Factor 2: Supervisory Responsibility

Level 2 - 130 Points: Regular, but limited, supervision, training, or directing the work assignments of (a) small numbers of student, part-time or temporary workers, or (b) one or more permanent, full-time employees. The nature of supervision is largely confined to scheduling work and assigning tasks. Supervision at this level typically does not include a full range of supervisory responsibilities, and supervisory duties typically do not consume a large portion of the work day.

Factor 3: Interactions with Others

Level 4 - 500 Points: Interactions with others are somewhat unstructured. The purpose may be to influence or motivate others, to obtain information, or to control situations and resolve problems. Interactions may be with individuals or groups of co-workers, students, or the general public, may be moderately unstructured, and may involve persons who hold differing goals and objectives. Individuals at this level often act as a liaison between groups with a focus on solving particular unstructured problems. Interactions at this level require considerable interpersonal skill and the ability to resolve conflict.
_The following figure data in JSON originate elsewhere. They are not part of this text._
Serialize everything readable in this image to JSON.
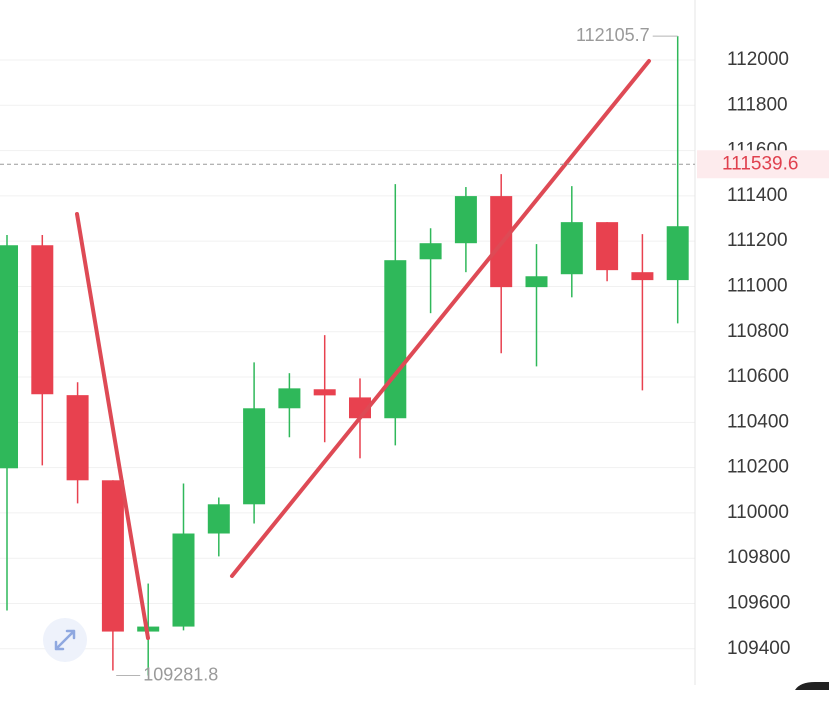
{
  "chart_data": {
    "type": "candlestick",
    "candles": [
      {
        "open": 110197,
        "high": 111227,
        "low": 109569,
        "close": 111182
      },
      {
        "open": 111182,
        "high": 111227,
        "low": 110210,
        "close": 110524
      },
      {
        "open": 110520,
        "high": 110577,
        "low": 110042,
        "close": 110144
      },
      {
        "open": 110144,
        "high": 110144,
        "low": 109304,
        "close": 109476
      },
      {
        "open": 109476,
        "high": 109688,
        "low": 109281.8,
        "close": 109498
      },
      {
        "open": 109498,
        "high": 110130,
        "low": 109481,
        "close": 109909
      },
      {
        "open": 109909,
        "high": 110068,
        "low": 109808,
        "close": 110038
      },
      {
        "open": 110038,
        "high": 110665,
        "low": 109953,
        "close": 110462
      },
      {
        "open": 110462,
        "high": 110617,
        "low": 110334,
        "close": 110550
      },
      {
        "open": 110546,
        "high": 110785,
        "low": 110312,
        "close": 110519
      },
      {
        "open": 110510,
        "high": 110594,
        "low": 110241,
        "close": 110418
      },
      {
        "open": 110418,
        "high": 111452,
        "low": 110298,
        "close": 111116
      },
      {
        "open": 111120,
        "high": 111257,
        "low": 110882,
        "close": 111191
      },
      {
        "open": 111191,
        "high": 111439,
        "low": 111063,
        "close": 111399
      },
      {
        "open": 111399,
        "high": 111496,
        "low": 110705,
        "close": 110997
      },
      {
        "open": 110997,
        "high": 111187,
        "low": 110647,
        "close": 111045
      },
      {
        "open": 111054,
        "high": 111443,
        "low": 110952,
        "close": 111284
      },
      {
        "open": 111284,
        "high": 111284,
        "low": 111023,
        "close": 111072
      },
      {
        "open": 111063,
        "high": 111231,
        "low": 110541,
        "close": 111028
      },
      {
        "open": 111028,
        "high": 112105.7,
        "low": 110837,
        "close": 111266
      }
    ],
    "up_color": "#2fb85a",
    "down_color": "#e8414f",
    "last_price": 111539.6,
    "ylim": [
      109240,
      112265
    ],
    "yticks": [
      109400,
      109600,
      109800,
      110000,
      110200,
      110400,
      110600,
      110800,
      111000,
      111200,
      111400,
      111600,
      111800,
      112000
    ],
    "grid": true
  }
}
Factor 4: Job Controls and Guidelines

Level 3 - 500 Points: The employee operates under general supervision expressed in terms of program goals and objectives, priorities, and deadlines. Administrative supervision is given through statements of overall program or project objectives and available resources. Administrative guidelines are relatively comprehensive and the employee need only to fill in gaps in interpretation and adapt established methods to perform recurring activities. In unforeseen situations, the employee must interpret inadequate or incomplete guidelines, develop plans, and initiate new methods to complete assignments based on those interpretations. Assignments are normally related in function, but the work requires many different processes and methods applied to an established administrative or professional field. Problems are typically the result of unusual circumstances, variations in approach, or incomplete or conflicting data. The employee must interpret and refine methods to complete assignments. Characteristic jobs at this level may involve directing single-purpose programs or performing complex, but precedented, technical or professional work.

Factor 5: Managerial Responsibility

Level 4 - 1500 Points: Work involves the primary accountability for a smaller department, program, or process. Work activities involve managerial decisions that directly affect the efficiency, costs, reputation, and service quality of the department, program, or process. Work affects a limited range of professional projects or administrative activities of the University. Work activities have a direct and substantial impact on the department. While work activities do have some effect on the efficiency and reputation of the cost center, departments, programs, or processes at this level represent a relatively minor function within the cost center. Employees in jobs at this level may have responsibility for developing budgets, distributing budgeted funds, and exercising the primary control over a relatively small budget.